11: Ya Udahlah Ya
- Lewi Aga Basoeki
- Nov 17, 2017
- 2 min read

"Ya udahlah ya, yang penting gue udah kasih tahu, kalau masih 'nggak diturutin juga, ya bukan salah gue."
Kita rasanya sering mendengar kalimat demikian, terutama setelah mendengarkan curhat dari orang terdekat dan memberikan saran sampai mulut berbusa dan rasa haus tak tertahankan karena terlalu banyak bicara namun pada akhirnya, saran tersebut dimentahkan begitu saja. Orang yang bersangkutan malah mengambil keputusan yang berbeda dengan apa yang kita sarankan.
Kesal? Bukan lagi, Sis!
Percuma
Kita hidup di zaman penuh kebebasan (ya, meskipun tidak bebas-bebas banget), tetapi setiap orang tidak lagi dikekang oleh pendapat orang lain dan punya kebebasan di dalam menentukan pilihan dengan menggunakan logika atau perasaan. Sialnya, kita kebanyakan menggunakan perasaan dibandingkan logika sehingga ketika ujung-ujungnya tersiksa, kita malah menjadi hidup nelangsa. Di sisi lain, orang-orang yang memberikan nasihat pun dongkol karena sebuah buang-buang waktu untuk memberikan komentar namun dimentahkan begitu saja. Bagaikan menggarami lautan, itu kalau kata peribahasa di zaman sekolah dasar dulu (by the way, sekarang masih ada pada tahu 'nggak sih peribahasa seperti ini?)
Saya berpikir bahwa sebenarnya tidak adalah salahnya memberikan pendapat ketika diminta oleh orang terdekat. Misalnya, saat tahu bahwa sahabat kita kebingungan setengah mati tentang keputusannya menjadi orang ketiga di hubungan orang lain atau tidak, maka sebagai orang terdekatnya bukankah kita seharusnya mengingatkan? Bahwa menjadi orang ketiga itu tidak baik karena ia bukan roda bajay.
Lantas, saat sahabat yang pintar-pintar namun bodoh itu kemudian mengikuti "kata hatinya" dengan terus menyiksa diri dan menangis-nangis atas keputusan yang ia ambil, apa yang kita lakukan? Kalau saya sih biasanya berkata, "Kan udah dibilangin...", kemudian dikecam karena tidak punya empati.
Manusia itu luar biasa kompleks. Kita tahu mana yang benar dan mana yang akan mengakibatkan penderitaan, tetapi justru kita dengan manisnya melenggang untuk mengikuti hal-hal yang tidak benar dan mengakibatkan penderitaan. Ujung-ujungnya playing victim dan menyalahkan keadaan. Kita terlalu pengecut untuk menyalahkan diri sendiri.

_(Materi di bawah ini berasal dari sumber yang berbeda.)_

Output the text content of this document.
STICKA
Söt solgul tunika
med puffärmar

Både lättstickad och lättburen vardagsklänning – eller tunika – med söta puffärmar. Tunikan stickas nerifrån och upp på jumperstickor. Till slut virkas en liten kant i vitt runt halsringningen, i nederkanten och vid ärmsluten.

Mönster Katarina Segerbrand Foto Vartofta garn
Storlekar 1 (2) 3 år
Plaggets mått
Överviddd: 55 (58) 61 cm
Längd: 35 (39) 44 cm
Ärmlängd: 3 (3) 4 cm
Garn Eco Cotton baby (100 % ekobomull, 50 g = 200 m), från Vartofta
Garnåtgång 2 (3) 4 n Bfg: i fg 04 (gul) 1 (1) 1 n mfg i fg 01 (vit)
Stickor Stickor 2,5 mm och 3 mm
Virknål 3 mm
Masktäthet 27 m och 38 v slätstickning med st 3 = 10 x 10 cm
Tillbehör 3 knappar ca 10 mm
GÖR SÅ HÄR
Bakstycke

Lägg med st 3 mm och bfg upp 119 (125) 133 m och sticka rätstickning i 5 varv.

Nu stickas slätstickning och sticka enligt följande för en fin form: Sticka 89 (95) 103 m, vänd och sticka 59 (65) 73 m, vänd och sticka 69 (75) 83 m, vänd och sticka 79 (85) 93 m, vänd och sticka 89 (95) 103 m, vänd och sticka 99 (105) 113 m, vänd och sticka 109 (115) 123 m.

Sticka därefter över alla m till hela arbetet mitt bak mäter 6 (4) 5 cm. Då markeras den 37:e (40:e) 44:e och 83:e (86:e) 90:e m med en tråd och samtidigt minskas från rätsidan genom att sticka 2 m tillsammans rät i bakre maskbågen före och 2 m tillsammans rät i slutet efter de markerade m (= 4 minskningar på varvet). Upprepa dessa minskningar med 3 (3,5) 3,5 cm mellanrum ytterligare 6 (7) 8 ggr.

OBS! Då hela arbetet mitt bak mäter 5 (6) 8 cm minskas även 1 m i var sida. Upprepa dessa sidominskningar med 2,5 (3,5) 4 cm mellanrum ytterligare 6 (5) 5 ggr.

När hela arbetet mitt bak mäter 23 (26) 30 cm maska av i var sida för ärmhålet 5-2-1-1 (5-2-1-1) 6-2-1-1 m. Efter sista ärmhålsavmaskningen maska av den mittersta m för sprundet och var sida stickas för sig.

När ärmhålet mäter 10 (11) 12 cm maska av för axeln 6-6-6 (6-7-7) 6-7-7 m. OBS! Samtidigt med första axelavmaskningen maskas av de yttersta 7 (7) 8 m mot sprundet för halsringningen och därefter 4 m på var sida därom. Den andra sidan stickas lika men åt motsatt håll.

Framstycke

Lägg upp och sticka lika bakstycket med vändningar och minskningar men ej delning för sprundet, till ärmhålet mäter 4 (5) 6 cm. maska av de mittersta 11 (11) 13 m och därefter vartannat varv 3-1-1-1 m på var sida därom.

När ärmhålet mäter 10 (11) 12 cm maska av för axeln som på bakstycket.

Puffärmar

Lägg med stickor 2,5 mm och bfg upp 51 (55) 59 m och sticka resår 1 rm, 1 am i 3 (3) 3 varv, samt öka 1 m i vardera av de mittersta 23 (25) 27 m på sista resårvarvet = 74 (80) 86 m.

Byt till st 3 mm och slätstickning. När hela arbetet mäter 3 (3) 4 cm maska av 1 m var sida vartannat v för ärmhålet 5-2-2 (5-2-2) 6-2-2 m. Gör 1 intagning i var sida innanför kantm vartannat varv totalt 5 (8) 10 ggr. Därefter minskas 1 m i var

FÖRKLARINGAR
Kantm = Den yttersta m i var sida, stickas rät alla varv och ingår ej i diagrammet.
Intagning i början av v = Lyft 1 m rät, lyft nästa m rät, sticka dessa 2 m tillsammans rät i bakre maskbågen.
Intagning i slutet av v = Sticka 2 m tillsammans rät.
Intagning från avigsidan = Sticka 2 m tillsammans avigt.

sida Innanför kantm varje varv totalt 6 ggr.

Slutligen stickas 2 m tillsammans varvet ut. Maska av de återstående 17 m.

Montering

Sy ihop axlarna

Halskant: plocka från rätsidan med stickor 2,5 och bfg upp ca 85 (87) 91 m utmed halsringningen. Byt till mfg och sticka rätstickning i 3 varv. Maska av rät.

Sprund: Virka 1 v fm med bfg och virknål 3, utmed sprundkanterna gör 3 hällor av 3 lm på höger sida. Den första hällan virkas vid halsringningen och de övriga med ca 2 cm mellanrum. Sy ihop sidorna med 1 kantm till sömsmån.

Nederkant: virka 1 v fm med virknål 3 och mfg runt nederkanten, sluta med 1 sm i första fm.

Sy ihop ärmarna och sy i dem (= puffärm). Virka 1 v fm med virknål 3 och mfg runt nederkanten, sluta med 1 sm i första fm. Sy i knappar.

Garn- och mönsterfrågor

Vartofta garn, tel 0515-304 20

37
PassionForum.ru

Bukankah demikian?
Ya Udahlah Ya
Berkali-kali menghadapi situasi seperti ini, yang saya bisa tawarkan kepada orang-orang terdekat saya hanyalah waktu ngopi dan mendengarkan seksama apa yang menjadi keluhannya. Saya tidak berusaha untuk memberikan pendapat kalau tidak diminta. Kalau pun pada akhirnya diminta untuk berpendapat, saya akan sangat legowo untuk menerima kenyataan bahwa pendapat saya tersebut akan dimentahkan kemudian.
Saya sudah menyelesaikan bagian saya sebagai seorang sahabat: mendengarkan dan memberitahukan risiko yang akan terjadi. Kalau ending-nya berbeda, saya hanya bisa berkata "Ya udahlah ya," dan memberikan senyum terhangat saya sebagai sahabat sambil geleng-geleng kepala. Kita harus jatuh dulu sehingga paham bagaimana rasa sakitnya. Namanya juga hidup, penuh dengan pelajaran dan kadang juga penyesalan.